By reading this book, you will develop the skills to perceive a space and its contents in light, and be able to devise a layout of luminaires that will provide that lit appearance.
Written by renowned lighting expert Christopher (Kit) Cuttle, the book:
- explains the difference between vision and perception, which is the distinction between providing lighting to make things visible, and providing it to influence the appearance of everything that is visible;
- demonstrates how lighting patterns generated by three-dimensional objects interacting with directional lighting are strongly influential upon how the visual perception process enables us to recognize object attributes, such as lightness, colourfulness, texture and gloss;
- reveals how a designer who understands the role of these lighting patterns in the perceptual process may employ them either to reveal, or to subdue, or to enhance the appearance of selected object attributes by creating appropriate spatial distributions of light;
- carefully explains calculational techniques and provides easy-to-use spreadsheets, so that layouts of lamps and luminaires are derived that can be relied upon to achieve the required illumination distributions.

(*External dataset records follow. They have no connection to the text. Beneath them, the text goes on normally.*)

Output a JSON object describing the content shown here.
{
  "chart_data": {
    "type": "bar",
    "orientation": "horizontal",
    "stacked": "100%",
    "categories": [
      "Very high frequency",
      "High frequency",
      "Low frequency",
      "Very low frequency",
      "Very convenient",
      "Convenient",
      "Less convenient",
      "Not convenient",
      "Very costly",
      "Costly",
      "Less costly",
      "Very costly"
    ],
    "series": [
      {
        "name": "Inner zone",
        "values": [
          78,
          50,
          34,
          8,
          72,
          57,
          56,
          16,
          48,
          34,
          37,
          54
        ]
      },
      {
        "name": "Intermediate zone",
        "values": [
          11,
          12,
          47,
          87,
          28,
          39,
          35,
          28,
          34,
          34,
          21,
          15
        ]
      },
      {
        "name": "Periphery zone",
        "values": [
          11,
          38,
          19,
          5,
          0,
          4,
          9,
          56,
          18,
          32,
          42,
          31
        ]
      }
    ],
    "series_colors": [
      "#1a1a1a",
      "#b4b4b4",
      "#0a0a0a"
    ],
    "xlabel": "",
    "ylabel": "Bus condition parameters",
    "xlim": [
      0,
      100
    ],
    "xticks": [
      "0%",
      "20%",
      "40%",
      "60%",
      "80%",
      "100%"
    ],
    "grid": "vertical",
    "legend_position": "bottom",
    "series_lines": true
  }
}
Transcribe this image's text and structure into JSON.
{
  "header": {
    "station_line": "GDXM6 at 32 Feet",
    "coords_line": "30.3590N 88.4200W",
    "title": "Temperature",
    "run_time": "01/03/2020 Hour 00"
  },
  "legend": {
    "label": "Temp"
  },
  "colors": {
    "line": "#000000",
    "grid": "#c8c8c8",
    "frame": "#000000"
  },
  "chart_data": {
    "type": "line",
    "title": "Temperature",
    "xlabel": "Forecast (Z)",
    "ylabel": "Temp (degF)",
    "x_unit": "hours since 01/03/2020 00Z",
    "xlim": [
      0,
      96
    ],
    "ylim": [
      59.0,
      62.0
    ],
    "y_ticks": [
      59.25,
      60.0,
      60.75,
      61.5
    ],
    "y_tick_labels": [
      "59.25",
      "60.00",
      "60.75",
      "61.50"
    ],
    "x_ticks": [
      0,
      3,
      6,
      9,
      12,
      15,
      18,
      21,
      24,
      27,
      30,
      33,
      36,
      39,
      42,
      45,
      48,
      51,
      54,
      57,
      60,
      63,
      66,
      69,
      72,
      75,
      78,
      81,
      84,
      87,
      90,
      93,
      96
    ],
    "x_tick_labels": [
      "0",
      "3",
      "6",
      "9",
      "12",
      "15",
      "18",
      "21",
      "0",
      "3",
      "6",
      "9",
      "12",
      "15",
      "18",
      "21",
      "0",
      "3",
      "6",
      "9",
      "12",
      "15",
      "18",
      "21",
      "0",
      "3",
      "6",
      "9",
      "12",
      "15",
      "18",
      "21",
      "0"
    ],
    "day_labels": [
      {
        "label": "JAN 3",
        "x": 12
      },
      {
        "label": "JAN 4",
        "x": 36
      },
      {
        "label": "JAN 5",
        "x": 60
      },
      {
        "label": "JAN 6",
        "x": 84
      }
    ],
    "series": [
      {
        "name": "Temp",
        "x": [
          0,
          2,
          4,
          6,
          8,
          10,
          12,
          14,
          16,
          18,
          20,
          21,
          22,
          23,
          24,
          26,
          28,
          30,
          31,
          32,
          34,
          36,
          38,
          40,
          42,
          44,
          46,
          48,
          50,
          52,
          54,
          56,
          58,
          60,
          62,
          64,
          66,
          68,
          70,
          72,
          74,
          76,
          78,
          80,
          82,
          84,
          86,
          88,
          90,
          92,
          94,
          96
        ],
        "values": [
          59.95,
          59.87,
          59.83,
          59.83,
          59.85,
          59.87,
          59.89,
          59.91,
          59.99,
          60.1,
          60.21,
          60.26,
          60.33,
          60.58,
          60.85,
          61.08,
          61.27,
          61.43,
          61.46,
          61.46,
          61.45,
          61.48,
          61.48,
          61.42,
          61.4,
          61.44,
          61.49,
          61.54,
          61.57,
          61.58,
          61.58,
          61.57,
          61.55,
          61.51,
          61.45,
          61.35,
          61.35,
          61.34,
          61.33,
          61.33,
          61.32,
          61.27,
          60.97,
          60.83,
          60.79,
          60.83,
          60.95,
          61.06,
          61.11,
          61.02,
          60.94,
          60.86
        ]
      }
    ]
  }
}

Practical lighting design involves devising three-dimensional light fields that create luminous hierarchies related to the visual significance of each element within a scene. By providing you with everything you need to develop a design concept - from the understanding of how lighting influences human perceptions of surroundings, through to engineering efficient and effective lighting solutions – Kit Cuttle instills in his readers a new-found confidence in lighting design.
Table of Contents
Introduction 1. The Role of Visual Perception 2. Ambient Illumination 3. Brightness Patterns 4. Illumination Hierarchy 5. Lighting Patterns 6. Luminous Elements 7. Getting it all together
Christopher Cuttle, MA, FCIBSE, FIESANZ, FIESNA, FSLL, is a lighting designer, educator, and author who lives in New Zealand. He gained broad experience of lighting in the UK before taking up academic positions in New Zealand (Senior Lecturer in schools of architecture in Wellington and Auckland) and in the USA (Head of Graduate Education in Lighting at the Lighting Research Center, Rensselaer Polytechnic Institute, New York). His books Lighting by Design (2003, 2nd edition 2008), and Light for Art’s Sake (2007), are both published by Routledge.